Silicon dioxide SiO2 often has a decisive impact on the performance of systems, whether it is silicone rubber, thin films, or electronic packaging materials.
Although the chemical formula is SiO2, its morphology and value vary greatly due to different production processes. The common ones in engineering include:
1. Gaseous silica powder
How did it come about: Silicon halides (such as silicon tetrachloride) are burned out at over 1000 degrees Celsius in a hydrogen oxygen flame.
Microscopic morphology: Extremely fluffy, not round balls, but flocculent substances connected together like tree branches (three-dimensional chain branches), with a huge specific surface area.
Features: Extremely light, extremely fine (nanometer level), extremely easy to fly, high price
Essential feature: Structure dominant filler
2. Precipitation silica
Source: Sodium silicate (water glass) and acid undergo chemical reaction and precipitate in aqueous solution
Features: Low cost, strong adjustability
Essential feature: Cost effective driven functional filler
3. Spherical fused silica micro powder (widely used in the semiconductor industry)
Source: Melting high-purity quartz powder through a high-temperature flame, utilizing surface tension to transform it into a perfect sphere, and then cooling it down
Features: Excellent fluidity, extremely low coefficient of thermal expansion (CTE), and extremely terrifying electrical insulation.
Essential feature: morphology driven high-end filler
The difference between gas-phase silica and precipitated silica in terms of application lies in their different mechanisms for regulating system performance: gas-phase silica excels in constructing intelligent three-dimensional network structures to achieve rheological control such as thickening and thixotropy; The precipitation method of silica focuses on providing functional fillers such as reinforcement and support through its porous structure and surface activity.
Below, I have compared their key performance data in different application fields, hoping to more intuitively demonstrate their respective advantages.
| Application |
comparative effect |
Gas phase silica |
Precipitated silica |
|
Silicone rubber reinforcement |
Reinforcement effect |
Extremely strong, can increase the strength of silicone rubber by 5-10 times |
The reinforcement effect is good, but usually lower than that of gas-phase products |
|
Rheological control of coatings |
Thickening and thixotropy |
Excellent, with the addition of 2%, the low shear viscosity can soar from 460 cP to 12600 cP, and the thixotropy value can reach up to 4.53 |
It has a thickening effect, but its thixotropy and anti sagging properties are usually inferior to those of gas-phase methods |
|
Tires and rubber |
rolling resistance |
Excellent reinforcement performance |
Significantly reduced, the rolling resistance index of tires using high-performance sedimentation method can be reduced by 20-30% compared to ordinary carbon black |
|
|
wear resistance |
Can significantly improve wear resistance |
Significantly improved, can reduce tire wear rate by 15-20% |
|
|
Wetland grip |
Can significantly improve Wetland grip |
Effective improvement, can increase wetland grip by more than 9% |
|
Special functional applications |
Liquid to powder carrier |
Extremely high oil carrying capacity, capable of adsorbing liquid drugs up to 1.5 times its own weight, with better powder flowability and filling properties |
The oil loading capacity is relatively low, and the flowability of the solidified powder is not as good as that of the gas-phase method |
|
|
Toothpaste friction agent |
Very rarely used |
Core application, with moderate RDA friction value (100-150) and water absorption (>50ml/20g), can effectively clean teeth without damaging enamel |
The differences in these data are determined by the different "backgrounds" of two materials:
Gaseous silica is a "master of rheology": its primary particle size is extremely small (in the nanometer range), its purity is extremely high, and its surface properties enable it to quickly form a strong hydrogen bond network in non-polar systems. Therefore, in scenarios that require precise control of fluid behavior, such as high-end paint anti sagging, adhesive anti settling, silicone rubber reinforcement, etc., it is an irreplaceable choice.

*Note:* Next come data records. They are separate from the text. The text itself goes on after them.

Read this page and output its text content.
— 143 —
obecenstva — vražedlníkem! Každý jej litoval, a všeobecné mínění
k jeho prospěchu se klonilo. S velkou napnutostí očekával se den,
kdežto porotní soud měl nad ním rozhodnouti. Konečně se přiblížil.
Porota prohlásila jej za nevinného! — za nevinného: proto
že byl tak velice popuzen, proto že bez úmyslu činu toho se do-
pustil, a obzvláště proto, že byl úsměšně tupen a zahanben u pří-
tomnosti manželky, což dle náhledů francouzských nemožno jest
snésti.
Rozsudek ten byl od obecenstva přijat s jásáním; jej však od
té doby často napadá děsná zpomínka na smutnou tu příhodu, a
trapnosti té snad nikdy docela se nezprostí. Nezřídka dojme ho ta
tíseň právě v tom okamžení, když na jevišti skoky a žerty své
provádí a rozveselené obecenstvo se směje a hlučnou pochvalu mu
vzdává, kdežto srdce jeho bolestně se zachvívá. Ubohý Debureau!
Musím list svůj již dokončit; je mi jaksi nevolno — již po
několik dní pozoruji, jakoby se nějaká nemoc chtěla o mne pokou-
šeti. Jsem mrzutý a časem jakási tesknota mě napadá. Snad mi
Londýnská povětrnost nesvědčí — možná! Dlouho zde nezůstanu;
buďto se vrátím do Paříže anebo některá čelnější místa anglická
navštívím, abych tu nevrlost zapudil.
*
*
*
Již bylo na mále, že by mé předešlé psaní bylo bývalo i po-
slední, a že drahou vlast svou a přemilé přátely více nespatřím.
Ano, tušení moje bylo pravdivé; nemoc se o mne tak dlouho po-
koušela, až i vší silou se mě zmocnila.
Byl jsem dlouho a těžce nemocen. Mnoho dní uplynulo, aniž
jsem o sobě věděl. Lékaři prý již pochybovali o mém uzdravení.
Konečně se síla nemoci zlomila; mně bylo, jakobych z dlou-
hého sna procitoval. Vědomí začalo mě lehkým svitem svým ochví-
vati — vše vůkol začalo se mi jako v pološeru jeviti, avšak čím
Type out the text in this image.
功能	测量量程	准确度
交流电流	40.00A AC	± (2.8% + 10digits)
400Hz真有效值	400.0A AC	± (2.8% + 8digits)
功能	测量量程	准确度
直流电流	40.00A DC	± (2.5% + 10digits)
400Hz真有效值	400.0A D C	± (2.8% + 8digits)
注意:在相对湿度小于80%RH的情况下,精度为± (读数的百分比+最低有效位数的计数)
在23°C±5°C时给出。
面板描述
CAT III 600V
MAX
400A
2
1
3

Precipitation method silica is the "king of functional fillers": it has a high cost performance ratio (about 1/5 to 1/3 of the cost of gas-phase method), and by adjusting the synthesis process, its specific surface area, oil absorption value, pore size and other parameters can be flexibly changed to meet different needs. Therefore, in cost sensitive and diversified demand bulk industrial products such as tires, shoe soles, toothpaste, feed, etc., it occupies over 90% of the market share.